Furqan Mohamed is a writer and educator from Toronto. She is interested in all things popular culture, diaspora, kinship, and anti-oppression. Her work has been featured in award-winning publications such as The Local, where she was an inaugural Journalism Fellow, as well as Toronto Life, Mimp Magazine, Maisonneuve, and Room Magazine. Her artistic work includes creating the reading series "Who's Afraid?" an episode of "Dreams in Vantablack," streaming now on CBC Gem, and an artist residency with the inPrint Collective in collaboration with the Mackenzie House museum. She previously served as a workshop facilitator with the non-profit, Story Planet, and her digital chapbook, "a small homecoming," was published by Party Trick Press in 2021. Furqan earned an Honours Bachelor of Arts (HBA) from the University of Toronto and is presently a Master of Arts in Child Study & Education candidate at the Ontario Institute for Studies in Education.

Carrier of careful movement,

sand eventually became gravel

gravel became snow

Would she tell me how you got here?

Would You Call Home by Her First Name or Last?

I am preoccupied with movement. I want to know so much. I think when migration and immigration are a part of your life, you can't help but focus on moving. Arriving and leaving. 

The way hydrologists work to understand a river, where is it going… where is it coming from. What was here before. Underneath. What is it today. What it will be tomorrow. 

The whistling sound of the bus making its way to its stop, sounding like the kettle on the stove in my auntie's place. How you so often don't need a map or even to look at the number to tell you where you are. The people do. 

As far back as the later half of the 1970s, the part of the city between Allen Road and Keele Street, Eglinton West Avenue has been known as "Little Jamaica," joining other "little" slices of culture— Little Portugal, India. 

A small suburb in Etobicoke was named "Little Mogadishu" after the arrival of migrants and refugees in the wake of the 1991 civil war. The neighborhood, Cedar-Riverside, in Minneapolis, bordered by the Mississippi River from north to east, is also known as "Little Mogadishu." Some tend to disagree on which came first. My father joked once that he could as easily have ended up across the border, trading one Little Mogadishu for another. He may have found a home there, too. 

My mother and father arrived in Canada in the 90s; my mother, with her Yemeni ancestry, settled in Ottawa, and my father in Toronto. They would meet and marry soon after, helped by the fact that their families knew each other back home in Somalia. I often wonder if that is how communities like the ones aforementioned were formed. Someone knew someone who came over, who called them, and then someone else. You are safe here. Leave your kids with me. Can you pick up mine after school? Should I bring the main or the sweets?
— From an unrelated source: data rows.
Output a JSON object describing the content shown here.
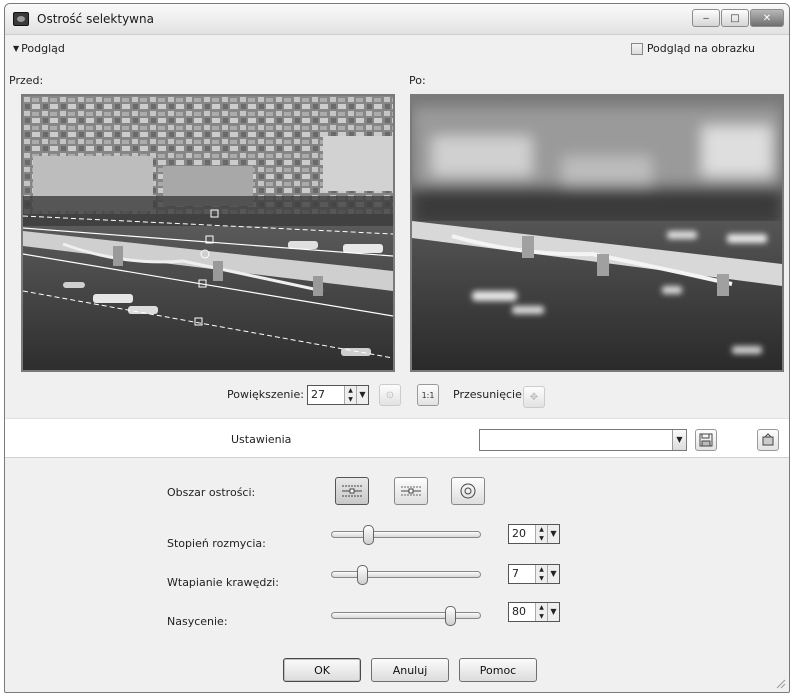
{
  "window": {
    "title": "Ostrość selektywna"
  },
  "title_buttons": {
    "minimize": "‒",
    "maximize": "□",
    "close": "✕"
  },
  "preview": {
    "toggle_label": "Podgląd",
    "on_image_label": "Podgląd na obrazku",
    "on_image_checked": false,
    "before_label": "Przed:",
    "after_label": "Po:"
  },
  "zoom": {
    "label": "Powiększenie:",
    "value": "27",
    "pan_label": "Przesunięcie:",
    "actual_size_icon_text": "1:1"
  },
  "settings": {
    "label": "Ustawienia",
    "preset_value": ""
  },
  "focus": {
    "area_label": "Obszar ostrości:",
    "modes": [
      "rectangle-focus-icon",
      "line-focus-icon",
      "ellipse-focus-icon"
    ],
    "active_mode": 0
  },
  "sliders": [
    {
      "label": "Stopień rozmycia:",
      "value": "20",
      "fraction": 0.24
    },
    {
      "label": "Wtapianie krawędzi:",
      "value": "7",
      "fraction": 0.2
    },
    {
      "label": "Nasycenie:",
      "value": "80",
      "fraction": 0.8
    }
  ],
  "buttons": {
    "ok": "OK",
    "cancel": "Anuluj",
    "help": "Pomoc"
  }
}
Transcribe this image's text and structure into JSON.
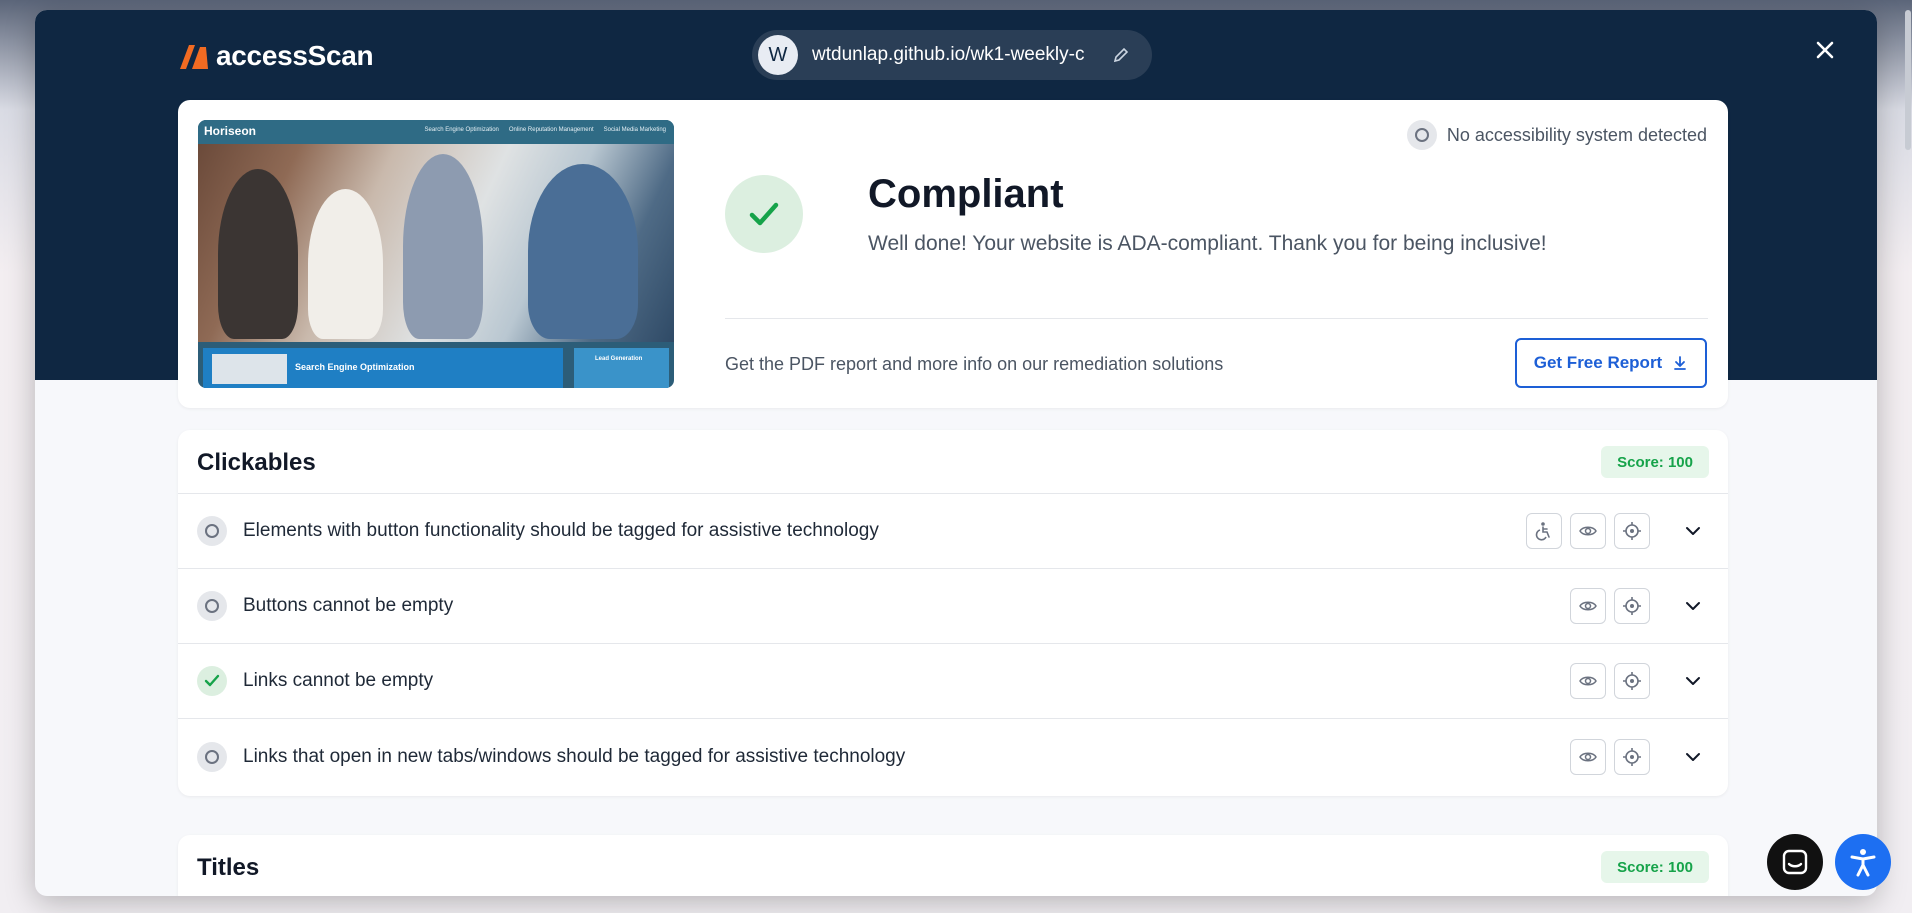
{
  "brand": {
    "name": "accessScan"
  },
  "url_bar": {
    "avatar_letter": "W",
    "url": "wtdunlap.github.io/wk1-weekly-c"
  },
  "preview": {
    "site_name": "Horiseon",
    "nav": [
      "Search Engine Optimization",
      "Online Reputation Management",
      "Social Media Marketing"
    ],
    "section_heading": "Search Engine Optimization",
    "side_heading": "Lead Generation"
  },
  "result": {
    "detection": "No accessibility system detected",
    "title": "Compliant",
    "subtitle": "Well done! Your website is ADA-compliant. Thank you for being inclusive!",
    "pdf_text": "Get the PDF report and more info on our remediation solutions",
    "report_button": "Get Free Report"
  },
  "sections": [
    {
      "title": "Clickables",
      "score": "Score: 100",
      "rows": [
        {
          "label": "Elements with button functionality should be tagged for assistive technology",
          "status": "neutral",
          "icons": [
            "accessibility-icon",
            "eye-icon",
            "target-icon"
          ]
        },
        {
          "label": "Buttons cannot be empty",
          "status": "neutral",
          "icons": [
            "eye-icon",
            "target-icon"
          ]
        },
        {
          "label": "Links cannot be empty",
          "status": "pass",
          "icons": [
            "eye-icon",
            "target-icon"
          ]
        },
        {
          "label": "Links that open in new tabs/windows should be tagged for assistive technology",
          "status": "neutral",
          "icons": [
            "eye-icon",
            "target-icon"
          ]
        }
      ]
    },
    {
      "title": "Titles",
      "score": "Score: 100"
    }
  ],
  "colors": {
    "navy": "#0f2742",
    "accent_blue": "#1d5fd6",
    "success_green": "#16a34a",
    "brand_orange": "#f26b22",
    "a11y_blue": "#1d6ff2"
  }
}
We're putting some money together for her daughter's wedding. 

::

If a street could speak

would she whisper or scream? 

Carrier of careful movement,

sand eventually became gravel

gravel became snow

Would she tell me how you got here? 

The end of the century asked it's own questions

about the choices we make when

many must arrive with no fixed address 

Would you call home by her first name or last?

Wedding drums and 40 day celebrations

hands exchanging small bodies swept into sedans

conflicts forgotten with the extension of a favor

Footsteps trace new paths

Buildings fill up and eventually, walls come down


Would she forgive you? 

Would she miss you? 

Would you tell others about her?

Would she ask you to return?  

::

In a house I lived in not long ago, the bus stop was at the very end of the street— a long walk for most of us kids getting to or coming from school. When the uncles or aunties would pull into the street and see you, lugging your backpack, they'd pull right on up. What would take a good handful of minutes in the rain or snow or blaring heat, became a relaxed, quick ride in a familiar car. And if you tried to be polite, or if it was anytime after maghrib, and you refused, heaven help you. I think an auntie could get more done than anyone in city hall, not because she holds some intense, secret political prowess (although that could very well be true). It's because she loves your mother and in turn, you. 

In this piece, I wanted to focus on movement because by tradition, even without the context of conflict, Somali people are nomads, experts on belonging and re-belonging. More universally, I have always been in awe of the ways that under the most tenuous of circumstances, people come together to form hubs of care, making use of what is often the most forgotten and overlooked parts of our urban communities. Though our histories are recorded through official channels, with the voices of those in power rather than the marginalized, I am sure that if our streets could tell us what they have witnessed, they would share the more honest, complicated, and far more interesting perspective: we have done the best with what we have, for ourselves, and each other.